Based on the success of the two-year feasibility study and increasingly strong support from international fisheries organizations, including FAO, for research to improve multi-species approaches to management, Japan is convinced that it should start JARPN II as a full-scale research program from 2002. It is the research plan for this program, which has been submitted to the IWC Scientific Committee for its review that has now been leaked.
Many international fisheries organizations have urged the development of multi-species management systems. This means that predator – prey relationships among the major components of an ecosystem must be understood. Prey consumption by cetaceans is therefore the main part of the proposed research. Prey consumption and prey preference data will be used as input for ecosystem models. The second priority is to monitor environmental pollutants. Further data related to stock structure, particularly for minke whales, will also be collected. The program involves both lethal and non-lethal research. Studies of prey consumption by whales cannot be done using only non-lethal means.

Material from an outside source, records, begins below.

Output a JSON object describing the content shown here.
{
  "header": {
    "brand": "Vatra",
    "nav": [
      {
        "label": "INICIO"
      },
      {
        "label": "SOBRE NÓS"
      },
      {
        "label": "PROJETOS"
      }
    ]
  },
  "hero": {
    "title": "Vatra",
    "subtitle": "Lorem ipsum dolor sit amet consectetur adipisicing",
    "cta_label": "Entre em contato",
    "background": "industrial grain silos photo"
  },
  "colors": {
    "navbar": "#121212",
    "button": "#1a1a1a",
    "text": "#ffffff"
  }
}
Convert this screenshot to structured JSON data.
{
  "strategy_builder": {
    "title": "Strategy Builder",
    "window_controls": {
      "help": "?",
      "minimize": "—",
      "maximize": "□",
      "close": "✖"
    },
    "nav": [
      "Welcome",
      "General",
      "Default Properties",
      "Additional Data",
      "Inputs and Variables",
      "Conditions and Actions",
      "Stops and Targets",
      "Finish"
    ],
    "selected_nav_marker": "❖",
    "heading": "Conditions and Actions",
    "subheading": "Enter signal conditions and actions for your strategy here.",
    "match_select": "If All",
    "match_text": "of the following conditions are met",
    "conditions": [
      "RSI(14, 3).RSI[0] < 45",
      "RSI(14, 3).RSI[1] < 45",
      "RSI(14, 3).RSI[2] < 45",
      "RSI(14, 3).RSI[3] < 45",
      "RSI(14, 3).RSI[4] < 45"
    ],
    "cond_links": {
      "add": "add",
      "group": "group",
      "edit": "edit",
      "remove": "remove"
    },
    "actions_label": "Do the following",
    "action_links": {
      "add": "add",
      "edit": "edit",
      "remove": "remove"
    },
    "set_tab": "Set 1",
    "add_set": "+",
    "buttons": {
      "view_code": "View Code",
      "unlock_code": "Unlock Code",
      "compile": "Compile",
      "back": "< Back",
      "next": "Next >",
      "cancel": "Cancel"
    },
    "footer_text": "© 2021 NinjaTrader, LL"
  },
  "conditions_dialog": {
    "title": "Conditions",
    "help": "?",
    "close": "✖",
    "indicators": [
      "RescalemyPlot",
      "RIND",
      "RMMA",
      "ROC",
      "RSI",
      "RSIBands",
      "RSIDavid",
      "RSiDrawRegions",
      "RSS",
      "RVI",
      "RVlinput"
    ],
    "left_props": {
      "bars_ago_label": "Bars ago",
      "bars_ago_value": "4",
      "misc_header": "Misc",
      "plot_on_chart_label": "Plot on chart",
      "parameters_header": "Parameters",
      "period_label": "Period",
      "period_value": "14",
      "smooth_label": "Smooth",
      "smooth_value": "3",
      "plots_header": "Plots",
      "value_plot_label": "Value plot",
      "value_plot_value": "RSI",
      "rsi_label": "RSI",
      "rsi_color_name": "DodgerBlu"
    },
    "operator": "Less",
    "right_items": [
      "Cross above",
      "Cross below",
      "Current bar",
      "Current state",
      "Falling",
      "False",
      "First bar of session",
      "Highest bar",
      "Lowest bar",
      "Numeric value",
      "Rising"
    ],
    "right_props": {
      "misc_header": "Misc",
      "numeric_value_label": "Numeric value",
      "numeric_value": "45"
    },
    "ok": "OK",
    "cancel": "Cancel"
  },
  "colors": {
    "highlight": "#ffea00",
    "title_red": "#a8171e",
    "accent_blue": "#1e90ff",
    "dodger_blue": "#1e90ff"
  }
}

Like the JARPN II feasibility study, 100 minke whales, 50 Bryde’s whales and 10 sperm whales will be sampled each year in the full-scale program. In addition, 50 sei whales will be sampled each year. Further, an additional 50 minke whales will be sampled each year by small-type whaling catcher boats to cover the temporal and spatial gaps that cannot be sampled by the larger whaling research vessels. These species were chosen because they are abundant in the north Pacific. They have a large biomass which means that they consume huge amounts of marine resources. Information on what they eat, where and how much along with oceanographic and fisheries data are required as input for ecosystem models. The effects of the research catches will be negligible.
It is important to understand that the proposed research is perfectly legal under the International Convention for the Regulation of Whaling and that it has a sound scientific basis.
Comments from the Scientific Committee’s review of the proposed program will be considered following this year’s meeting of the IWC and before initiation of the program.